I made my mind up to do whatever it took to find John, just as he would do for me. However, it was much easier said than done. I stared at the gray ductwork, wondering which direction I should go. Where would a group of anthropologists hide my brother? Where would they hide an android?
I had no idea how these alien anthropologists’ minds would work or where they might store my brother as they picked his brain for information. So I decided it would be best just to pick a direction and try to find an exit from the ductwork. It might be easy to hide in ductwork, but it was impossible to know where I was going.
Going right was my first inclination, so I decided to go left. My gut instinct and John’s were never the same. If I wanted to go right, he would want to go left. So I did what I thought he would do. I crawled through the ductwork in the general direction of what had been my left.

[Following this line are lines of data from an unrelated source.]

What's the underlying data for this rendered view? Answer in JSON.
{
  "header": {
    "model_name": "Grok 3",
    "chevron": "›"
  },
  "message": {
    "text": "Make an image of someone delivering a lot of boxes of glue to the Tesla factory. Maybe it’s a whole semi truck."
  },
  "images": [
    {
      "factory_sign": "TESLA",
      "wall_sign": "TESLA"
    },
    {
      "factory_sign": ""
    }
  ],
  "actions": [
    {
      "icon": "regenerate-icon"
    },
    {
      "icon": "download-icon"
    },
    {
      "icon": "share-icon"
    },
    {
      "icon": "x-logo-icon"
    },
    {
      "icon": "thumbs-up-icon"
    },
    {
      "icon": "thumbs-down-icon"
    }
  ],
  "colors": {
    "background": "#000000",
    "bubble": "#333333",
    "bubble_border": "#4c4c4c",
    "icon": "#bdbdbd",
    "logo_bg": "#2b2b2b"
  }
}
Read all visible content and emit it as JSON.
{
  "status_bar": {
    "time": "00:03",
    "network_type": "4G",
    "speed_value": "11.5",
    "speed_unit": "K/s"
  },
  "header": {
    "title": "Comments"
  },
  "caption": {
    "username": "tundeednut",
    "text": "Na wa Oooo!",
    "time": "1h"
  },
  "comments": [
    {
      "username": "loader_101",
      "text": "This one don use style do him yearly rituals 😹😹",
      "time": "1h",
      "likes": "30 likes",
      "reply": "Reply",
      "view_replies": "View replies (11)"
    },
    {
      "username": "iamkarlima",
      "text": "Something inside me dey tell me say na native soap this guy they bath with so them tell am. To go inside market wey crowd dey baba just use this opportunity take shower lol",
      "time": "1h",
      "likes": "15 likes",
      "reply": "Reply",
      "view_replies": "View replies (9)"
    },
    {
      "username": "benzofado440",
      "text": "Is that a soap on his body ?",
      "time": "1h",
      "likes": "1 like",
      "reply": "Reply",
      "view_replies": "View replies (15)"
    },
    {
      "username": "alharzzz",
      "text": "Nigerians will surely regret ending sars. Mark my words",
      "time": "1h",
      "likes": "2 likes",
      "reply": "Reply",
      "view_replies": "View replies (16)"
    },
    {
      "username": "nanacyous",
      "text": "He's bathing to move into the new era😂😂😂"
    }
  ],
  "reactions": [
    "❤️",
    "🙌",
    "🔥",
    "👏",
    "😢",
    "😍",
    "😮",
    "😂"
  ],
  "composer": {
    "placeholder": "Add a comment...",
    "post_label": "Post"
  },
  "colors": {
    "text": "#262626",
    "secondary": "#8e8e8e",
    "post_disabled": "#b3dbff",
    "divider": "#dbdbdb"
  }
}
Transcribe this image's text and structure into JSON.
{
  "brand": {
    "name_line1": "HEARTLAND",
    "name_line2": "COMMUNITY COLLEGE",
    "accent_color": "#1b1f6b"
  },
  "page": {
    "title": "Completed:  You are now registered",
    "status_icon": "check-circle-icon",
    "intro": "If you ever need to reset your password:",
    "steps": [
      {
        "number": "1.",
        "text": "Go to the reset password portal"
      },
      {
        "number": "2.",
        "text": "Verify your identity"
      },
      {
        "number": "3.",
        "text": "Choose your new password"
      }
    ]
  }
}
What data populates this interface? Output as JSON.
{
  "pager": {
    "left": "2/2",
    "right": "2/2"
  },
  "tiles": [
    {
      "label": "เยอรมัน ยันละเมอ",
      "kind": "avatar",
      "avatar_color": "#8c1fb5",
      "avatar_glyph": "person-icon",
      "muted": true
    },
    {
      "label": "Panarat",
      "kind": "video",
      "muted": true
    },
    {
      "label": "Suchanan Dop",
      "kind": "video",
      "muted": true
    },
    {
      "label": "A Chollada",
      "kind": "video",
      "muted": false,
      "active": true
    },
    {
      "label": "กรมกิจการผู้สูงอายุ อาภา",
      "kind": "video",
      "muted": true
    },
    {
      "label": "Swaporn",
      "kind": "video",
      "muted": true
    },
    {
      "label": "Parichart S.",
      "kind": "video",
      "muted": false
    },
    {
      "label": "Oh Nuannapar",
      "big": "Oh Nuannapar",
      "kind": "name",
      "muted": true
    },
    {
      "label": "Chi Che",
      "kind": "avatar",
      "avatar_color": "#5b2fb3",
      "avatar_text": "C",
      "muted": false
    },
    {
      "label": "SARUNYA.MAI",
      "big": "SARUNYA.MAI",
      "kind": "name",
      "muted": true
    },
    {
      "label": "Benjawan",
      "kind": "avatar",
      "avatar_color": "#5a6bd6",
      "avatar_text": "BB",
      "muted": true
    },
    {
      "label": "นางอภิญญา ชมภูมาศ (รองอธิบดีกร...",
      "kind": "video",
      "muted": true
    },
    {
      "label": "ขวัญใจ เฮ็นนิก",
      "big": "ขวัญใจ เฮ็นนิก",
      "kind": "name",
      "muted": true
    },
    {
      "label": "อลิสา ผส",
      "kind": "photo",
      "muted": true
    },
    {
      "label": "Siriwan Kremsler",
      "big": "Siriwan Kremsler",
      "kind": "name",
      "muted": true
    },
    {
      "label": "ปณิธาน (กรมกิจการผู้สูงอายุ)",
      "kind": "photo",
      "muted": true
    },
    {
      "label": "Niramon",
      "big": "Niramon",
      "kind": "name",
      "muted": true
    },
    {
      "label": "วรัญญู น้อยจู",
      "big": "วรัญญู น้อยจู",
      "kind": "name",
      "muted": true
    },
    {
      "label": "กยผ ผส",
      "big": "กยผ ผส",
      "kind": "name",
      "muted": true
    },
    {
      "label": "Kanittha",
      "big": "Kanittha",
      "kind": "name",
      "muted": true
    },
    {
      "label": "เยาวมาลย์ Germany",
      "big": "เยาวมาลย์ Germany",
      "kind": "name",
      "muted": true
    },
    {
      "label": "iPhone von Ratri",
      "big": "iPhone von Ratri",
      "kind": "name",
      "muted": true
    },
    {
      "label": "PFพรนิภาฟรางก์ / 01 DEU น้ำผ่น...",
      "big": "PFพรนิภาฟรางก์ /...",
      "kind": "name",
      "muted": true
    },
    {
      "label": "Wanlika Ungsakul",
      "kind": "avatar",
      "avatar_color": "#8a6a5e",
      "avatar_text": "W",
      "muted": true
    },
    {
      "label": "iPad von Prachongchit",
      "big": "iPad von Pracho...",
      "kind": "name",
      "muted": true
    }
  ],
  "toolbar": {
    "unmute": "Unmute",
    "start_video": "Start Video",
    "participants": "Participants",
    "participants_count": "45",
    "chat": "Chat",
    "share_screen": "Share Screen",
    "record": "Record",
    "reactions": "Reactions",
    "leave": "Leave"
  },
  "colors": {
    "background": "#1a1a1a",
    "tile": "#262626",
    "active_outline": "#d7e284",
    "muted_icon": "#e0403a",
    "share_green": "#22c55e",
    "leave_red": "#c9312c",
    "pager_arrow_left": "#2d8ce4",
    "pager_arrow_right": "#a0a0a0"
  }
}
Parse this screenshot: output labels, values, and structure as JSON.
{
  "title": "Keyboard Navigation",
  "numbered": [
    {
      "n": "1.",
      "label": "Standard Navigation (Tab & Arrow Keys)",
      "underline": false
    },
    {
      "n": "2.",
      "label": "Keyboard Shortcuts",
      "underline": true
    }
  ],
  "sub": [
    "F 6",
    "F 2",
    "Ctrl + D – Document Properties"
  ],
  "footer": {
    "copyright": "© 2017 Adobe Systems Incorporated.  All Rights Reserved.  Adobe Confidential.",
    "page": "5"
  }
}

If you have ever crawled through ductwork or perhaps seen it, you can imagine it’s quite monotonous. It almost felt like I was going nowhere, since the duct walls offered no relief from the gray color.
Suddenly ahead I saw a light. The light came from the floor of the ductwork ahead. I could also hear strange sounds. ‘Strange sounds’ is perhaps a much too light description. What I heard was an awful din.
I crept forward carefully, remembering all the times in movies people fell through ducts onto the heads of people they were hiding from. I would do John no good if I got myself captured.
After a bit of time, I reached the duct and was able to look down. It looked like a lecture hall. Rows upon rows of aliens in all shapes, colors, and sizes that I could not begin to describe all watched as one alien stood at the front. The alien at the front was speaking in a language I could not possibly begin to understand while the onlookers all chatted endlessly. Any of my teachers on Earth would have had a cow if their studies behaved in such away, but clearly things were different among the Society of Anthropologists.
Though the onlookers talked, they all watched avidly as the alien demonstrated something on a table at the front of the room. The alien held some sort of device in one of hands. If I had to guess what he was doing with a strange alien technology I did not recognize while using a language I could not understand, I would say he was scanning what looked like another alien on the table.
It did not surprise me that a group of anthropologists would be studying an alien. Doctors practice on cadavers. Why wouldn’t alien anthropologists study what looked like a dead alien? Surely it gave them important information about anatomy that they could use to understand the culture. I totally understood that. If they had been grave robbing human graves to study us, I was cool with that. It wasn’t like the dead people were using their bodies. Was it a little disrespectful? Sure, but it was the lesser of evils. Rather they kidnap unneeded bodies than kidnap innocent people, like say me.
Suddenly the room actually got sort of quiet, and not the ridiculous ruckus that would have horrified any Earth teacher. All eyes, and other visual orifices, turned to the body at the front of the room.
The lecturer fiddled with something on the device as everyone watched breathlessly. He finally did something that emitted a strange pulse. Immediately the eyes of the alien on the table opened and looked about. It was alive.